What happened to the days when children had to be made to come inside for dinner, or told off for being covered in mud? Is it due to increasing technology or perhaps life inside a TV screen much much more exciting than life in the outside world?
It’s time we turned off those x-boxes and opened the curtains, to reveal the wonders of the nature and wildlife. This is a much needed guide for parents on how to spark a child’s interest of both nature, and wildlife conservation.
Firstly, we need to address why this is such an important issue. Not only for the children of today, but also to understand how our ignorance could be detrimental to both nature and wildlife. As Gary Synder once said; “Nature is not a place to visit. It is home.”
Here are just a couple facts to illustrate the point.
- There are more than 1,000 endangered species worldwide.
- A century ago some five millions wild elephants roamed Africa. Today fewer than 500,000 remain
It’s also important to get your kids to empathize with animals, and create a caring attitude when it comes to living things. This is likely to make them a more empathetic person in the future. It has also been shown that children who spend more time outdoors, discovering things about nature, are more intelligent, always a bonus.
How to get them interested?
Luckily all is not lost! There are numerous ways you can encourage an interest of nature and wildlife for your child. As long as you lead the way, your child is likely to follow.
Here’s a few examples:
Create a Treasure Hunt
Making a treasure hunt is a really simple way of getting your child excited about nature. All you have to do is create a simple treasure map or checklist of things for your kid to try and find. E.g. ‘find something really colourful’ or ‘look for somewhere an animal has made a home.’ This is really effective, as all kids love an adventure! And even if they go off track, it still gets them outside and enjoying what nature has to offer.
Bed Time Stories
The only thing about ‘bed time’ that children look forward to is the stories that come with it. You can use your imagination to tell an exciting, dramatic story about wild animals. This will also allow your child to associate personalities and strong characteristics with wildlife, and so will help them to understand the benefits of saving these beloved animals a bit more.
Build a Bird Box
What better way to try and involve your child with nature, than to create a bird box? Not only will this be a great bonding opportunity for you both, but your child will also feel in touch with the birds that they see coming in and out of the box every day. Take a look at this easy step by step guide to find out how to make one.
Raising money for charity can be really fun, and you can be as creative as you want to be… From something as simple as a cake sale to doing funny dares, there’s really no excuse to not get involved! If you can encourage an interest in charity for your child at a young age, it could really help make a difference. Maybe show them some achievements charities have already accomplished, e.g.

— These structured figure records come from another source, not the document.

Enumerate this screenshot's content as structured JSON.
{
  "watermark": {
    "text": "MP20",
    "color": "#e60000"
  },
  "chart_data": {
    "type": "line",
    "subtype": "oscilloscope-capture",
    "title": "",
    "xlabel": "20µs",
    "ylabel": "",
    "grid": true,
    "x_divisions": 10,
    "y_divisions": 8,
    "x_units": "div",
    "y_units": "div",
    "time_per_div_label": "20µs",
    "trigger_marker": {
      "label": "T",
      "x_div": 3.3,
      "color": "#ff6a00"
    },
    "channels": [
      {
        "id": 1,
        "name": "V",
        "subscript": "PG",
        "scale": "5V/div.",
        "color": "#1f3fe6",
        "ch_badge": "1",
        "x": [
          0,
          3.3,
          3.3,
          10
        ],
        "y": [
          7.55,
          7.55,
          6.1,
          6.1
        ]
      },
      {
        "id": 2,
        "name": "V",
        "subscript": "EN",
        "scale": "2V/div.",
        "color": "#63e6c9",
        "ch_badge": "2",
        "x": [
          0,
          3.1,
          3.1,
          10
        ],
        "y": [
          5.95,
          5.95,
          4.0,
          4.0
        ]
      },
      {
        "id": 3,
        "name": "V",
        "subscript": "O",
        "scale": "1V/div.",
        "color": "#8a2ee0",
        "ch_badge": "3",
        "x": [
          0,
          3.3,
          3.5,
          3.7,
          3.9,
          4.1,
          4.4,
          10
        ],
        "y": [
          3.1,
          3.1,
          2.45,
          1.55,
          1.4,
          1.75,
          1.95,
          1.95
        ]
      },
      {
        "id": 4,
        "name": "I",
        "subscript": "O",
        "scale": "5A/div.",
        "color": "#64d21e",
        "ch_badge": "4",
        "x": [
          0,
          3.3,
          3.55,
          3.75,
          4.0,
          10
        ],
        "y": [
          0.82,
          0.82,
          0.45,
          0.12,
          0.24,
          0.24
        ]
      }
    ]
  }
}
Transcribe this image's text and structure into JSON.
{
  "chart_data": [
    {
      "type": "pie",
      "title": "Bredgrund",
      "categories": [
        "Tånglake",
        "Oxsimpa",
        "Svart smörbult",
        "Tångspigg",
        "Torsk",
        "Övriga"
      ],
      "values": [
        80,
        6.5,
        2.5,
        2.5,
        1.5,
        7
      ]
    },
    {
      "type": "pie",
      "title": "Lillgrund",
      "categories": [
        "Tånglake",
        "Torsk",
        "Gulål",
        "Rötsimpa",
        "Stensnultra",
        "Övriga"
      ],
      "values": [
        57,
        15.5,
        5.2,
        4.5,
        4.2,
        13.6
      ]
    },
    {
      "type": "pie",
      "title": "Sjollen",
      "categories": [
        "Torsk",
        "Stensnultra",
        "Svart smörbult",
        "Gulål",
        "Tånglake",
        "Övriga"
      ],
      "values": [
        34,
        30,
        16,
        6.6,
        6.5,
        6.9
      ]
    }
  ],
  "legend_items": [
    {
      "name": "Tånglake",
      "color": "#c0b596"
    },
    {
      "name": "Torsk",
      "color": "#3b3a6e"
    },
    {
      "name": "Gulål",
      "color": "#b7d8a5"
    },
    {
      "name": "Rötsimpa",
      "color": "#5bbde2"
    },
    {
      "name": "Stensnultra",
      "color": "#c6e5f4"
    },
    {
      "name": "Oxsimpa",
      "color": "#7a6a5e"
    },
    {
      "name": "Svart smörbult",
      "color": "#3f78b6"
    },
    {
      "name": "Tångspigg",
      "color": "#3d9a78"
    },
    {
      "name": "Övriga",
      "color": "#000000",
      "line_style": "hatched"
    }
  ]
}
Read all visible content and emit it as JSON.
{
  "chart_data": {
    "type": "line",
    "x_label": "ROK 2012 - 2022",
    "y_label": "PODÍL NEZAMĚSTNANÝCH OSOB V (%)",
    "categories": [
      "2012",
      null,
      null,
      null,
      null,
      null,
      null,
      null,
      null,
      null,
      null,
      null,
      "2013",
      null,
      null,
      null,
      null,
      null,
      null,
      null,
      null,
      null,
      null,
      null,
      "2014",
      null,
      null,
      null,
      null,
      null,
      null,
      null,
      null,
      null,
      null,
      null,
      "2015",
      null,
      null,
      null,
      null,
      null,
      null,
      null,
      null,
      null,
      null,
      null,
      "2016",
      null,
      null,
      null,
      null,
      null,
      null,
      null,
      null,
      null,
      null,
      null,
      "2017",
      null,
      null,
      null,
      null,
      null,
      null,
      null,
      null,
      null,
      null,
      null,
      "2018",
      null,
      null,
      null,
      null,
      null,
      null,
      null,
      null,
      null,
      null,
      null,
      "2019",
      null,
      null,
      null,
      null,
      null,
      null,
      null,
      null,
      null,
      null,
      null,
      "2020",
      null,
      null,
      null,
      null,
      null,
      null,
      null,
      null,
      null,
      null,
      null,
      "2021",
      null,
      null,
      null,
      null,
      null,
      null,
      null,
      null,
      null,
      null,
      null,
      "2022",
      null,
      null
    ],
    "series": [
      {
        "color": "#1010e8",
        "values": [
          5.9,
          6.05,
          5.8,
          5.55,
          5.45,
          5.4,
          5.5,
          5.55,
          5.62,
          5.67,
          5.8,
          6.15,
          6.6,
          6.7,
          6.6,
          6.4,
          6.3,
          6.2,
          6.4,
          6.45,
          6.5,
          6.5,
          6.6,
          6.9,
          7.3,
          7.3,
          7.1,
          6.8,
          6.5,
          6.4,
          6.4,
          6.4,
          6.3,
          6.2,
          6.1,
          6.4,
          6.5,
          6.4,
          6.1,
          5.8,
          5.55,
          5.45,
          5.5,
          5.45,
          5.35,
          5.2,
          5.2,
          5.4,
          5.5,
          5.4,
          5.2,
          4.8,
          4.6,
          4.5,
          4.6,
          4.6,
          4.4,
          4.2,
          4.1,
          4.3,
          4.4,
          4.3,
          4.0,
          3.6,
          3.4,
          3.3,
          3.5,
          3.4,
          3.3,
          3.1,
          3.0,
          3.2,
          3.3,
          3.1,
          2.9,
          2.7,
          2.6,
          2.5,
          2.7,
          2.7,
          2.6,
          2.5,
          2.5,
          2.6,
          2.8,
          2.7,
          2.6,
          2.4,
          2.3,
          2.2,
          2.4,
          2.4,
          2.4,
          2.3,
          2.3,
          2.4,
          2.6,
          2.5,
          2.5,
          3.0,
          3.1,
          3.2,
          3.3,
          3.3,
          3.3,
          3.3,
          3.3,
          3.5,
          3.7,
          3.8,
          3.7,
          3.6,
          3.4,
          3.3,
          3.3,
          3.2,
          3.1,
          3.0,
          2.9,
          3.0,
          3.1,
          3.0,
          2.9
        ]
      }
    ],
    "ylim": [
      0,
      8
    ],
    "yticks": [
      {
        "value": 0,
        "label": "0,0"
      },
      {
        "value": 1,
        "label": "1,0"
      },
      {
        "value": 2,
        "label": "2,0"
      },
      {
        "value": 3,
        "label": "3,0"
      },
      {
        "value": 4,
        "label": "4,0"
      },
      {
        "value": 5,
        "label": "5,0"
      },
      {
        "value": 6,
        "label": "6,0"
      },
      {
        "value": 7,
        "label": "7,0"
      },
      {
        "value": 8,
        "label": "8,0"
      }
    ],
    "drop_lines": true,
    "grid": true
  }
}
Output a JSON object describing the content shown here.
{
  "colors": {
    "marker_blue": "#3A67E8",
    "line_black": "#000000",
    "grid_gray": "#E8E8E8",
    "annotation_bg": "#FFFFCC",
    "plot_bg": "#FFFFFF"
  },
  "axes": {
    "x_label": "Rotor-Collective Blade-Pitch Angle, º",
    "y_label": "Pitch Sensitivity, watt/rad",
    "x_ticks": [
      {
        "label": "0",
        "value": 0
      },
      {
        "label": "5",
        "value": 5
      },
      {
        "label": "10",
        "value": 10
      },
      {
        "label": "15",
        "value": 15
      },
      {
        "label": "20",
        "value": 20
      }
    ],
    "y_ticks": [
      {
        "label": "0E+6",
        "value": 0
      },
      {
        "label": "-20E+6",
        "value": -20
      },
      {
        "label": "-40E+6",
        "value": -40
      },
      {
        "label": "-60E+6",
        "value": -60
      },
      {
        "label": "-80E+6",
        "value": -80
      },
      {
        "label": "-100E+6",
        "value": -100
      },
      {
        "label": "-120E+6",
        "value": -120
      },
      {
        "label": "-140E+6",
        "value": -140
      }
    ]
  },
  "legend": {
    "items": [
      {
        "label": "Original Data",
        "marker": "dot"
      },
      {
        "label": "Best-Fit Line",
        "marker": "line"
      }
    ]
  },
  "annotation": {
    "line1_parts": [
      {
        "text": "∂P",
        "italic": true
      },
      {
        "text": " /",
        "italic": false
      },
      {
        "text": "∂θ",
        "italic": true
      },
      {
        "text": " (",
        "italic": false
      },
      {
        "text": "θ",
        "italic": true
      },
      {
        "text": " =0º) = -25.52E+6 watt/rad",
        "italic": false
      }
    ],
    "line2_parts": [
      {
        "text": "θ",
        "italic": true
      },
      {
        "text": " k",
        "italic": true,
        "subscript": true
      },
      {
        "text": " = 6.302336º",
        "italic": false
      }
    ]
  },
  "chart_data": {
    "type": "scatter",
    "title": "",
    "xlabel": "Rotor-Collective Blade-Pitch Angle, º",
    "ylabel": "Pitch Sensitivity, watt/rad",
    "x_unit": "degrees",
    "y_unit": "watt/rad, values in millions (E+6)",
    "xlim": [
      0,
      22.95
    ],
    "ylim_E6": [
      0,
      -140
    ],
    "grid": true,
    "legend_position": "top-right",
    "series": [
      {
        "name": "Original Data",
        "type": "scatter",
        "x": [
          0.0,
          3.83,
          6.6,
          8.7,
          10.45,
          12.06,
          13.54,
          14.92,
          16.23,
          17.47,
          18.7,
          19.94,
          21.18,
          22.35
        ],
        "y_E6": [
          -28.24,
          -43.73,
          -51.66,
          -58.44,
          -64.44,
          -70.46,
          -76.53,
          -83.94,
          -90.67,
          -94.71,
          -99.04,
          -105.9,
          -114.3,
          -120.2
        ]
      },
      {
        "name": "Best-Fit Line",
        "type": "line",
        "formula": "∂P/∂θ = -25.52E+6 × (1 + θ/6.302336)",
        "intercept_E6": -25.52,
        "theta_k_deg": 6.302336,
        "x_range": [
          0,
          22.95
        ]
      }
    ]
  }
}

WWF, Tiger Awareness and Act for Wildlife.
Elephant! Well not literally. But by paying a small amount, each month, to charities like WWF, you can adopt any wild animal be it a tiger, a pandas, whichever is your child’s favourite. This could be a great present for a child, so they feel like they’re really helping in some way and feel a strong connection with an (almost) pet. And you get a cute cuddly toy, magazines and stickers included with your donation, what more could you want?!
One final, really easy, way of getting your kid to love nature and animals is to take them on a super fun day trip. A good example of this is the Eden Project. This is a great day out for anyone, any age. You can wander round the stunning gardens, go to music and art events, or there’s special events for kids, e.g. ‘wild days out’, build a den, water play, etc. On top of all that, your child will learn heaps of new stuff about the world, nature and the animal kingdom.